Friday, April 4, 2014

Some Things Shouldn't Ever Go on a To-Do List

Gardening is no longer going to be put on my to-do list.  Neither is writing, whether it be blogging, journalling, or anything else that doesn't have a specific deadline. 


As predicted, things have gotten uber busy in my life as of late.  I've spent the last few months digging through a seemingly endless stream of assessment checklists, evaluation write-ups, emails, and appointments as part of the J-Rex's re-entry into the school system. To top that off, I've been preparing myself to get back into the working world as soon as possible by tackling all of the overdue projects I've had sitting around and may not have as much time for once I'm back in the workforce. I've done a thorough "spring cleaning" (in my case, this was more like a "once every few years cleaning"), purged my closet to finally make the quantity of my possessions match the small size of my living space, and gotten caught up on all of my mending, fixing, and filing.  Finally...finally...I am seeing the light at the end of the to-do-tunnel.  Other than a couple of major projects that will have to be completed in stages, I'm almost down to just the day-to-day tasks of my life, which, really, aren't all that time-consuming.  

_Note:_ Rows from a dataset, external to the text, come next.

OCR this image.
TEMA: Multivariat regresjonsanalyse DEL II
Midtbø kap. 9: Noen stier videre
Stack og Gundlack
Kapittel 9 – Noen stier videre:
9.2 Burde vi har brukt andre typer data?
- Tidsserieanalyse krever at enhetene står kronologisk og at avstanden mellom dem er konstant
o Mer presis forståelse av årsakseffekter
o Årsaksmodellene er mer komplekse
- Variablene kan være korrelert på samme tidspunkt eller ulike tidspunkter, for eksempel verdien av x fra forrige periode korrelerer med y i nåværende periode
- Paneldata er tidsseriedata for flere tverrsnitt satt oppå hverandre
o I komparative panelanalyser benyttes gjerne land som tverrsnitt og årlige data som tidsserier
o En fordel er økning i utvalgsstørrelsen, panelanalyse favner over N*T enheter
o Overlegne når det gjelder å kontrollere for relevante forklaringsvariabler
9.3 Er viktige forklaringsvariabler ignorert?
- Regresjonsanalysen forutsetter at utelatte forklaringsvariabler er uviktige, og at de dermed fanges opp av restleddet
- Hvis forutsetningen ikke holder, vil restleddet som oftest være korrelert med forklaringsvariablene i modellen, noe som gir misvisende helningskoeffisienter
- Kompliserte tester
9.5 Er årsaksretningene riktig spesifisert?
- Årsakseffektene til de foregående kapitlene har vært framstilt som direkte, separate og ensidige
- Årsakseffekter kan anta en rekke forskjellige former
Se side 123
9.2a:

Somehow, all of this took me longer than I realized and I found myself looking around the other day and realizing that it was Spring! Planting season is upon us! And I haven't blogged since just before the J-Rex's birthday! 

At first, I decided to put both "tasks," blogging and gardening, on my to-do list like everything else I felt like I needed to do.  Then, a few days went by and I couldn't get to everything.  I would look at the words, "write a blog post" and "plant beans" and feel like something was slipping away from me with every day of productivity that I accomplished.  I would check off a task but mourn the loss of time that took me away from the writing and the planting that I needed to do in a more fundamental sense than the needs of deadlines and housework. 

So, I scratched them off. I went back to tackling my list of obligations and, oddly, felt better about everything I did knowing that, as soon as I could make some time, I was going to reward myself with some writing or gardening.  I realized that these things are not obligations...they are not "to-dos"...they are part of my self-care, something I have severely neglected in these last few months of busy.

Last week, I finally reached a stress breaking point.  My response, though, was to push myself all the more, reaching with desperation for a moment when I would have everything done and could relax.  Needless to say, my week this week hasn't been the happiest...until I had a revelation this morning: I don't actually have to be done with everything to take care of myself.  

More importantly, if I don't practice self-care, I won't actually be able to complete everything I want to accomplish - not now, not in this life.  So today, I got a few things done during the homeschool day but, as soon as the schoolwork was finished, I made myself a cup of tea and went out to my porch.  I wasn't sure what I was planning to do, I just knew I needed to take a few minutes to practice some self-care.

The next thing I knew, my fingers were digging in the dirt, transplanting plants that froze over the winter but might come back up this year.  I was filling small pots with the first plantings of quinoa, spinach, lettuce, and swiss chard and noticed a smile starting to slowly make its way across my face...a lightness lift up from my
shoulders...a song light upon my lips. 

For a moment, I stopped worrying about anything.  I didn't even care whether these plants will survive.  I just let myself be in the moment, feeling the dirt in my nails and the pre-storm breeze on my skin.  I simply stopped.  And, instead of regretting the time lost, I became inspired again...refreshed and renewed to get back to work...this time, with that slow smile still echoing in my heart.